What the dual structure would mean for federalism and policing powers:
Policing in Nigeria currently sits on the Exclusive Legislative List, meaning only the National Assembly may legislate on it, and the Nigeria Police Force operates as a single centralised body under federal command. The Constitution Alteration (State Police) Bill, 2026, proposes to alter that arrangement by creating room for each of the 36 states to establish and control its own State Police Service, operating alongside a Federal Police Service.
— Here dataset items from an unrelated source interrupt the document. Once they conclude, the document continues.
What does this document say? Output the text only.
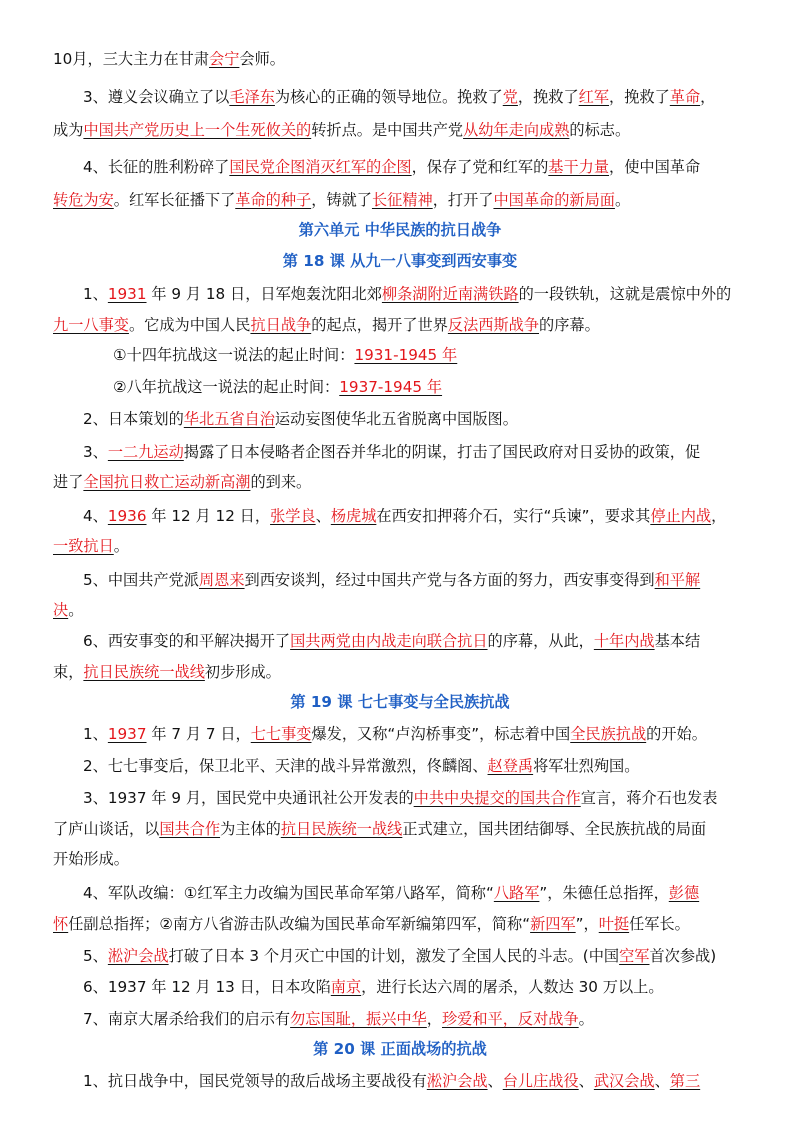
10月，三大主力在甘肃会宁会师。
3、遵义会议确立了以毛泽东为核心的正确的领导地位。挽救了党，挽救了红军，挽救了革命，
成为中国共产党历史上一个生死攸关的转折点。是中国共产党从幼年走向成熟的标志。
4、长征的胜利粉碎了国民党企图消灭红军的企图，保存了党和红军的基干力量，使中国革命
转危为安。红军长征播下了革命的种子，铸就了长征精神，打开了中国革命的新局面。
第六单元 中华民族的抗日战争
第 18 课 从九一八事变到西安事变
1、1931 年 9 月 18 日，日军炮轰沈阳北郊柳条湖附近南满铁路的一段铁轨，这就是震惊中外的
九一八事变。它成为中国人民抗日战争的起点，揭开了世界反法西斯战争的序幕。
①十四年抗战这一说法的起止时间：1931-1945 年
②八年抗战这一说法的起止时间：1937-1945 年
2、日本策划的华北五省自治运动妄图使华北五省脱离中国版图。
3、一二九运动揭露了日本侵略者企图吞并华北的阴谋，打击了国民政府对日妥协的政策，促
进了全国抗日救亡运动新高潮的到来。
4、1936 年 12 月 12 日，张学良、杨虎城在西安扣押蒋介石，实行“兵谏”，要求其停止内战，
一致抗日。
5、中国共产党派周恩来到西安谈判，经过中国共产党与各方面的努力，西安事变得到和平解
决。
6、西安事变的和平解决揭开了国共两党由内战走向联合抗日的序幕，从此，十年内战基本结
束，抗日民族统一战线初步形成。
第 19 课 七七事变与全民族抗战
1、1937 年 7 月 7 日，七七事变爆发，又称“卢沟桥事变”，标志着中国全民族抗战的开始。
2、七七事变后，保卫北平、天津的战斗异常激烈，佟麟阁、赵登禹将军壮烈殉国。
3、1937 年 9 月，国民党中央通讯社公开发表的中共中央提交的国共合作宣言，蒋介石也发表
了庐山谈话，以国共合作为主体的抗日民族统一战线正式建立，国共团结御辱、全民族抗战的局面
开始形成。
4、军队改编：①红军主力改编为国民革命军第八路军，简称“八路军”，朱德任总指挥，彭德
怀任副总指挥；②南方八省游击队改编为国民革命军新编第四军，简称“新四军”，叶挺任军长。
5、淞沪会战打破了日本 3 个月灭亡中国的计划，激发了全国人民的斗志。(中国空军首次参战)
6、1937 年 12 月 13 日，日本攻陷南京，进行长达六周的屠杀，人数达 30 万以上。
7、南京大屠杀给我们的启示有勿忘国耻，振兴中华，珍爱和平，反对战争。
第 20 课 正面战场的抗战
1、抗日战争中，国民党领导的敌后战场主要战役有淞沪会战、台儿庄战役、武汉会战、第三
Speaking on behalf of the Nigeria Governors' Forum, Governor Dapo Abiodun of Ogun State said the bill "answered the cries of Nigerians about cascading policing and removing it from the Exclusive Legislative List." He cited Amotekun, the South-west's regional security outfit, as evidence validating the state-police model, and estimated that each state deploying roughly 6,000 personnel would add close to 200,000 officers nationwide to complement the federal police. Attorney-General Fagbemi described the initiative as timely given Nigeria's security challenges.
Safeguards the NBA is pressing for:
NBA President Afam Osigwe endorsed the constitutional direction while pressing for legal guardrails in the enabling legislation. "Nigeria can hardly be effectively policed by one national police. We fully support the constitutional amendment providing for state police," Osigwe said. He added: "We must ensure we do not create a monster. The right legal framework must guarantee accountability and prevent oppression." Osigwe pledged the NBA's commitment to supporting the committee's work.
What happens next:
Two processes now run concurrently. First, the constitutional ratification track: State Houses of Assembly across the 36 states must pass resolutions on the Constitution Alteration (State Police) Bill, 2026, and the alteration becomes law only once two-thirds of them (24 states) have done so, in addition to the two-thirds National Assembly majority already secured. Second, the drafting track: the Presidential Working Group, under Gbajabiamila's chairmanship, will produce a draft National Policing Bill covering minimum standards, state readiness certification, coordination, accountability, human rights safeguards and fiscal conditions, for transmission to the National Assembly. No timeline for either process was given at the inauguration beyond the stated intention to have the draft bill ready to follow immediately once the constitutional amendment is concluded.